En parallèle, alors que l’influence française, et plus largement occidentale, recule en Afrique, la Russie semble vouloir y accélérer son retour en s’appuyant sur les leviers sécuritaires, économiques ou médiatiques. Se présentant désormais comme le camp à rejoindre pour lutter contre l’emprise française en Afrique, comme l’antagoniste parfait des Occidentaux, Vladimir Poutine fait de l’Afrique un nouvel acteur clé dans son système de relations internationales. Cette nouvelle politique africaine, initiée au Soudan au début des années 2010 par le soutien et les livraisons d’armes à Omar Al-Bachir, connait son apogée avec l’organisation du premier sommet Russie-Afrique en octobre 2019 et prospère encore aujourd’hui, comme peuvent en témoigner les hommages rendus à Prigojine, ancien proche de Poutine et chef des milices Wagner, en République centrafricaine en 2024. Le chef d’État centrafricain Faustin-Archange Touadéra, au pouvoir depuis 2016, soutenu par la Russie et dont la sécurité est encore assurée par Wagner, briguera un troisième mandat fin 2024. Le Kremlin semble donc désormais en mesure de dénicher des marchés, mais aussi des relais diplomatiques et stratégiques en Afrique, tout en gagnant les cœurs du continent en jouant de cette position anti-Occident. Une situation de nature à inquiéter les anciennes puissances coloniales, comme la France qui voit sa présence militaire être remise en question, tout comme sa domination économique.

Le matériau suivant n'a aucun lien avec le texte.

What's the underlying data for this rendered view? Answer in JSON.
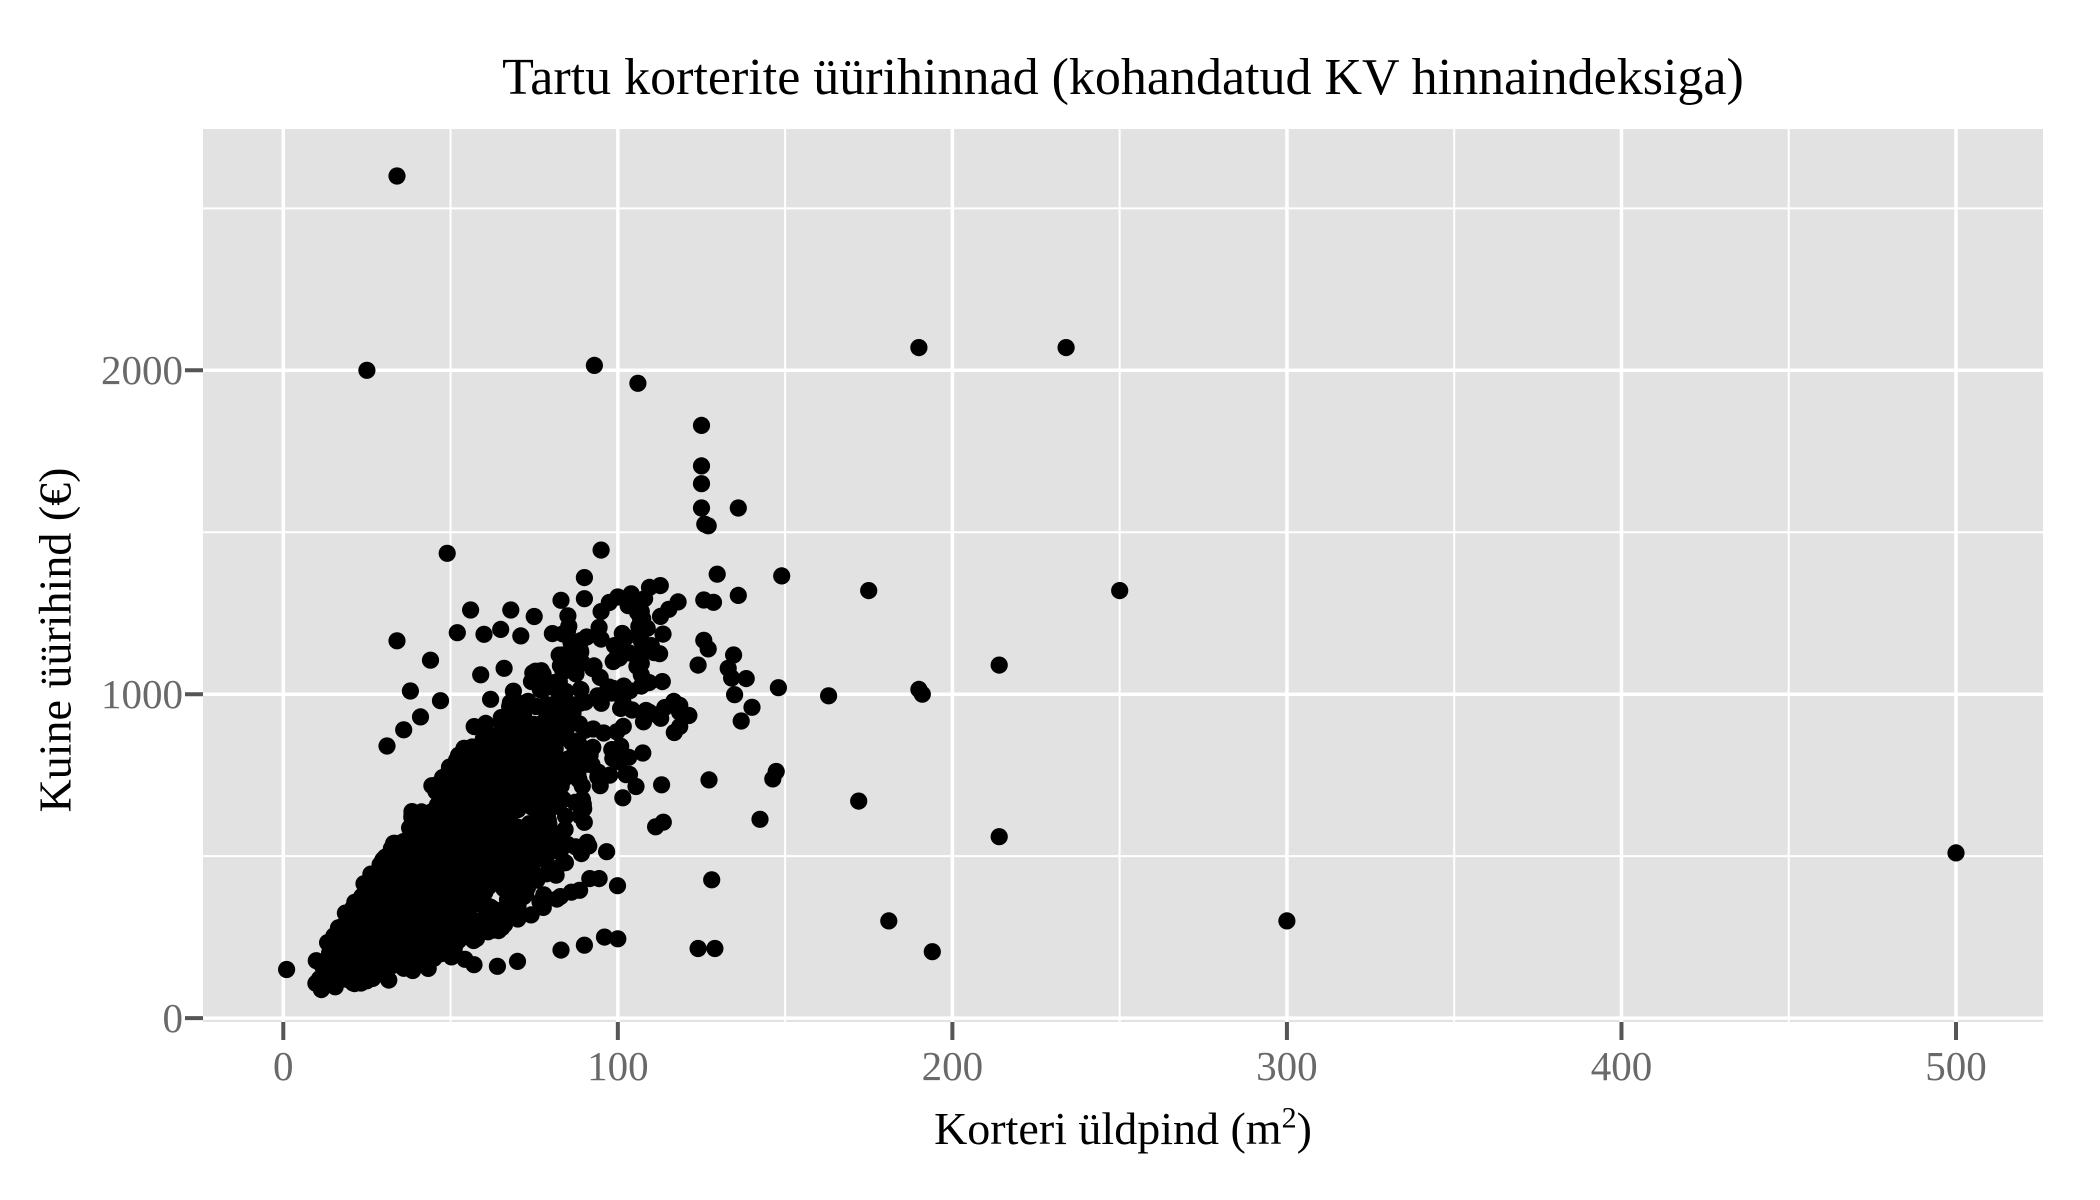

Le 2 avril 2024, au Sénégal, est élu président de la République un certain Bassirou Diomaye Faye. À 44 ans, il est la plus jeune personne à occuper cette fonction. Il est élu sur un programme de rupture et de transformation, souverainiste et social, rejetant toute ingérence étrangère contraire aux intérêts des Sénégalais. Il annonce une renégociation ou un réexamen de l’ensemble des contrats pétroliers, gaziers et de pêche conclus par le passé, et affirme vouloir une plus grande équité et un plus grand équilibre contractuel. Si le jeune président refuse de singulariser la France et de la considérer comme un adversaire potentiel dans sa quête de souveraineté, ce type de politique vient toutefois remuer la position confortable dans laquelle l’ancienne puissance coloniale se trouvait en Afrique, et plus particulièrement dans la zone CFA. Entre un ressentiment croissant à l’égard de la France, une influence russe, mais aussi turque et chinoise grandissantes, et la montée au pouvoir de figures souverainistes, il est donc plus que nécessaire pour Emmanuel Macron de « réinventer la manière de travailler avec les partenaires africains ».